The report found that both anti-vax campaigners and social media companies were profiting from increased interest during coronavirus.
It said that through all their online activity, the followers of anti-vax accounts could be worth up to $1bn (£800m) in annual revenue for technology giants.
Researchers found that Facebook and Instagram get up to $989m (£792m) in revenue, Twitter $5.6m (£4.5m) and YouTube $797,000 (£634,000).
The report said that Facebook’s advertising library also showed that at least 28 anti-vax accounts had paid to place adverts on the platform, despite the firm pledging in March 2019 that “when we find ads that include misinformation about vaccinations, we will reject them”.
YouTube has removed advertising from some anti-vax channels but not all, the report said, after it vowed to demonetise them in February last year.
Researchers found that Twitter’s advertising platform made it possible to target users with anti-vaccine conspiracy theories.
The report accused social media giants had adopted “lenient” policies by making it harder to find anti-vax content rather than by removing it, and allowing activists to “successfully navigate weak policies to exploit the new opportunities coronavirus has presented”.
Mr Ahmed said that long-standing anti-vax campaigners had “instrumentalised” the prospect of a Covid-19 vaccine after trying to claim that track and trace schemes were a cover for secretive monitoring.
“There are lots of decent, well-meaning people who fall for conspiracy theories because they’re scared and confused, just as so many of us are,” he added.
“But I would go beyond calling anti-vaxxers conspiracy theorists to say they are an extremist group that pose a national security risk.”
Mr Ahmed said the movement “transcended left and right-wing boundaries” but warned: “Once someone has been exposed to one type of conspiracy it’s easy to lead them down a path where they embrace more radical world views that can lead to violent extremism.”
A Facebook spokesperson said: “We are working to stop harmful misinformation from spreading on our platforms and have removed hundreds of thousands of pieces of Covid-19-related misinformation.
“We reduce vaccine misinformation in News Feed, we don’t show it in search results or recommend it on Facebook or Instagram, we don’t allow it in ads, and we connect people with authoritative information from recognised health experts.”
A spokesperson for Twitter said anyone searching for vaccine-related information is directed to the NHS and its advertising policy forbade misleading medical claims.
It added: “Twitter’s top priority is protecting the health of the public conversation and surfacing authoritative public health information.”
YouTube said all six channels featured in the report had now been demonetised.

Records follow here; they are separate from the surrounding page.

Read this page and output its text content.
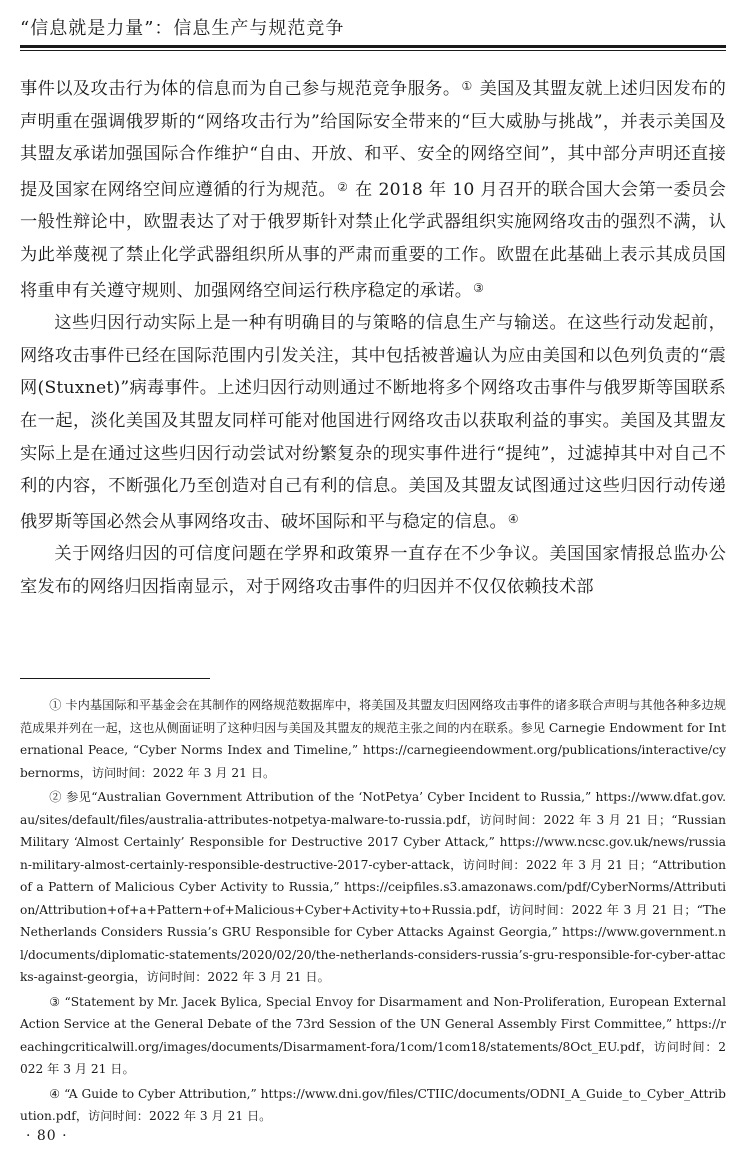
“信息就是力量”：信息生产与规范竞争

事件以及攻击行为体的信息而为自己参与规范竞争服务。① 美国及其盟友就上述归因发布的声明重在强调俄罗斯的“网络攻击行为”给国际安全带来的“巨大威胁与挑战”，并表示美国及其盟友承诺加强国际合作维护“自由、开放、和平、安全的网络空间”，其中部分声明还直接提及国家在网络空间应遵循的行为规范。② 在 2018 年 10 月召开的联合国大会第一委员会一般性辩论中，欧盟表达了对于俄罗斯针对禁止化学武器组织实施网络攻击的强烈不满，认为此举蔑视了禁止化学武器组织所从事的严肃而重要的工作。欧盟在此基础上表示其成员国将重申有关遵守规则、加强网络空间运行秩序稳定的承诺。③

这些归因行动实际上是一种有明确目的与策略的信息生产与输送。在这些行动发起前，网络攻击事件已经在国际范围内引发关注，其中包括被普遍认为应由美国和以色列负责的“震网(Stuxnet)”病毒事件。上述归因行动则通过不断地将多个网络攻击事件与俄罗斯等国联系在一起，淡化美国及其盟友同样可能对他国进行网络攻击以获取利益的事实。美国及其盟友实际上是在通过这些归因行动尝试对纷繁复杂的现实事件进行“提纯”，过滤掉其中对自己不利的内容，不断强化乃至创造对自己有利的信息。美国及其盟友试图通过这些归因行动传递俄罗斯等国必然会从事网络攻击、破坏国际和平与稳定的信息。④

关于网络归因的可信度问题在学界和政策界一直存在不少争议。美国国家情报总监办公室发布的网络归因指南显示，对于网络攻击事件的归因并不仅仅依赖技术部

① 卡内基国际和平基金会在其制作的网络规范数据库中，将美国及其盟友归因网络攻击事件的诸多联合声明与其他各种多边规范成果并列在一起，这也从侧面证明了这种归因与美国及其盟友的规范主张之间的内在联系。参见 Carnegie Endowment for International Peace, “Cyber Norms Index and Timeline,” https://carnegieendowment.org/publications/interactive/cybernorms，访问时间：2022 年 3 月 21 日。

② 参见“Australian Government Attribution of the ‘NotPetya’ Cyber Incident to Russia,” https://www.dfat.gov.au/sites/default/files/australia-attributes-notpetya-malware-to-russia.pdf，访问时间：2022 年 3 月 21 日；“Russian Military ‘Almost Certainly’ Responsible for Destructive 2017 Cyber Attack,” https://www.ncsc.gov.uk/news/russian-military-almost-certainly-responsible-destructive-2017-cyber-attack，访问时间：2022 年 3 月 21 日；“Attribution of a Pattern of Malicious Cyber Activity to Russia,” https://ceipfiles.s3.amazonaws.com/pdf/CyberNorms/Attribution/Attribution+of+a+Pattern+of+Malicious+Cyber+Activity+to+Russia.pdf，访问时间：2022 年 3 月 21 日；“The Netherlands Considers Russia’s GRU Responsible for Cyber Attacks Against Georgia,” https://www.government.nl/documents/diplomatic-statements/2020/02/20/the-netherlands-considers-russia’s-gru-responsible-for-cyber-attacks-against-georgia，访问时间：2022 年 3 月 21 日。

③ “Statement by Mr. Jacek Bylica, Special Envoy for Disarmament and Non-Proliferation, European External Action Service at the General Debate of the 73rd Session of the UN General Assembly First Committee,” https://reachingcriticalwill.org/images/documents/Disarmament-fora/1com/1com18/statements/8Oct_EU.pdf，访问时间：2022 年 3 月 21 日。

④ “A Guide to Cyber Attribution,” https://www.dni.gov/files/CTIIC/documents/ODNI_A_Guide_to_Cyber_Attribution.pdf，访问时间：2022 年 3 月 21 日。

· 80 ·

“We’ve taken a number of steps to address misinformation including surfacing more authoritative content across our site for people searching for vaccination-related topics, beginning to reduce recommendations of certain anti-vaccination videos and showing information panels with more sources where they can fact check information for themselves,” a statement added.
A government spokesperson said: “Since the start of the pandemic, specialist government units have been working at pace to identify and rebut false information about coronavirus. We are also working closely with social media platforms to help them remove incorrect claims about the virus that could endanger people’s health.
“We are developing our world-leading plans to put a duty of care on online platforms towards their users and will introduce legislation as soon as possible.”